Which is an interesting post indeed, though I think that particular quote is
taking things to an unwarranted extreme.
> > The mere fact that the social contract says that 100% of Debian is Free
> > Software does not magically make everything that is part of Debian
> > "software". Just saying something is so is begging the question, and I am
> > getting tired of that game.
> I'm getting tired of the game that interprets:
> "This food product is 100% fat free."
> "The stuff that isn't fat in this food product is 100% fat-free, but the
> non-fat-free stuff might have fat in it."
> I'm also getting tired of having words put in my mouth. I have at no
> time (and neither has any other opponent of different standards of
> freedom for documentation within the Debian Project, to my knowledge),
> asserted that "documentation *IS* software". Please cease these
> fallacious straw man attacks.
Then I don't understand. Why do you continue bringing up the "100% Free
Software" if not to assert that everything in Debian is Free Software, and
thus the DFSG applies?
> I'm also getting tired of you not familiarizing yourself with the
> voluminous past discussions of this subject.
Sifting through two or three years of debian-legal archives on this topic
especially is not something that is easily or quickly done/
> "If it's not *Software* then either,
> 1) We must treat it as such, or;
> 2) We have no mandate to deal with it at all."
Well, the Social Contract doesn't specifically address it, but I'd say we
have a pretty clear idea of what we want to do anyway.
> Wow, look at that. December 2001. I wonder if people have talked about
> these issues while you weren't paying attention?
Quite possible (I've not been on debian-legal the entire time it existed),
and thanks for pointing it out, However, there doesn't seem to have been a
conclusion reached. For instance, there is this reply:
But, like Thomas, by this point I think it may be time to agree to disagree.
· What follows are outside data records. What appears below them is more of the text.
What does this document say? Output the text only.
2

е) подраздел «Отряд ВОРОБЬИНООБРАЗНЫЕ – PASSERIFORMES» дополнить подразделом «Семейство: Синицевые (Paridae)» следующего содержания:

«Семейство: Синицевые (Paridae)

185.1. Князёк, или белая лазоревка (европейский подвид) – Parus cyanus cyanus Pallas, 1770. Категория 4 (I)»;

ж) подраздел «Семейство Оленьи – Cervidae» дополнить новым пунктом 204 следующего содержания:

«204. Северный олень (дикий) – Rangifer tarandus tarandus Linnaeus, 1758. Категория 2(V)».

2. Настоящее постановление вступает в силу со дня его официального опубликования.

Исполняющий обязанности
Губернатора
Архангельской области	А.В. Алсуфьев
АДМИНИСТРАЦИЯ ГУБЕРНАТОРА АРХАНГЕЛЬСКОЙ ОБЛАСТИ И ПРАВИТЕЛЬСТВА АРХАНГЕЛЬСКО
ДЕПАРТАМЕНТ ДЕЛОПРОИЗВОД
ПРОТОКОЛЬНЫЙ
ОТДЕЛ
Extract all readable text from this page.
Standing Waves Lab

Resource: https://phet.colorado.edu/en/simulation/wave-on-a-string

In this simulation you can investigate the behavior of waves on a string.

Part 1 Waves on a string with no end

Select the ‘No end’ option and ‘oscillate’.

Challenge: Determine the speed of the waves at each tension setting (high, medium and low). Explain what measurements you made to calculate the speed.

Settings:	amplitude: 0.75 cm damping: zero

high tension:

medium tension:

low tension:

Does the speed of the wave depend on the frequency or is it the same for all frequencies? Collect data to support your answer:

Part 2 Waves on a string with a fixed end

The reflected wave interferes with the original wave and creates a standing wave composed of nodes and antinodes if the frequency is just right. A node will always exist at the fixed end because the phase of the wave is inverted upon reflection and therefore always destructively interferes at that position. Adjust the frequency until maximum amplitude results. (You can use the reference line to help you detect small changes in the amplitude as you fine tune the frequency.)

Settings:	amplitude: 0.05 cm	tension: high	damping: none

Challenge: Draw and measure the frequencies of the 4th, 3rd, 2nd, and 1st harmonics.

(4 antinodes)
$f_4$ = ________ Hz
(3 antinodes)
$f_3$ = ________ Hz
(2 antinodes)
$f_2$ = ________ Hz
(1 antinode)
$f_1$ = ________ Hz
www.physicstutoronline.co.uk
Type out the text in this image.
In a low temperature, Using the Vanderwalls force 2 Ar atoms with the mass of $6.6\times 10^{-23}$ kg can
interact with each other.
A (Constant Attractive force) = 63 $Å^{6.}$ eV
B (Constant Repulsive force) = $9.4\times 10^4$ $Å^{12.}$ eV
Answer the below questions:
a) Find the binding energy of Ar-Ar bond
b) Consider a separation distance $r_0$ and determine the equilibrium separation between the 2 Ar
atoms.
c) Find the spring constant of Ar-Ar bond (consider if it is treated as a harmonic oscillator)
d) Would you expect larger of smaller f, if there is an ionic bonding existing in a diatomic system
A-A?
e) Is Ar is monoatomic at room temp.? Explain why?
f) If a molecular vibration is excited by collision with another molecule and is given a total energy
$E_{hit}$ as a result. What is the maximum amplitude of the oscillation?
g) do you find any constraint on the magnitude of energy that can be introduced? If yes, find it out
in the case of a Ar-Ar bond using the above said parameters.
> > If you take Clause 1 of the Social Contract to mean that all software in
> > Debian is free, it makes a lot of sense to me, and does not itself remove
> > the moral requirement that documentation and other files are free as well.
> Everything we possibly can ensure to be Free in Debian must be Free.
Yup, I'd agree with that as a worthy goal.
> That means everything except legal notices (copyright notices, license
> terms, warranty disclaimers, and the like).
> We could do without that stuff as well, except we'd either expose
> ourselves to legal liability, or be left only with public domain
> materials. Either would mean there wouldn't be a Debian Project for
> much longer.
> I guess at this point you can, if you like, argue that losing the GNU
> Emacs Manual, with its inseparable GNU Manifesto, would deal the Project
> an equally fatal blow.
That is not my argument, and as you are probably aware, I have agreed that
the GFDL is not a good license.
> > Not that I see that this whole discussion bears any relevance to the
> > DFSG/GFDL discussion.
> It's a discussion of the Social Contract, for which the correct forum is
Fine, I don't care where the discussion is.
> This is not a technical discussion. Please stop grandstanding on
I was not "grandstanding" anywhere, nor did I begin the thread in -devel.
I was responding to your post at
which among other things appeared to assert that everything in Debian is
software, and that I am "willing to compromise the freedoms of their fellow
developers and our users". That I objected to strongly, as it is most
certainly not the case, nor has it ever been for me.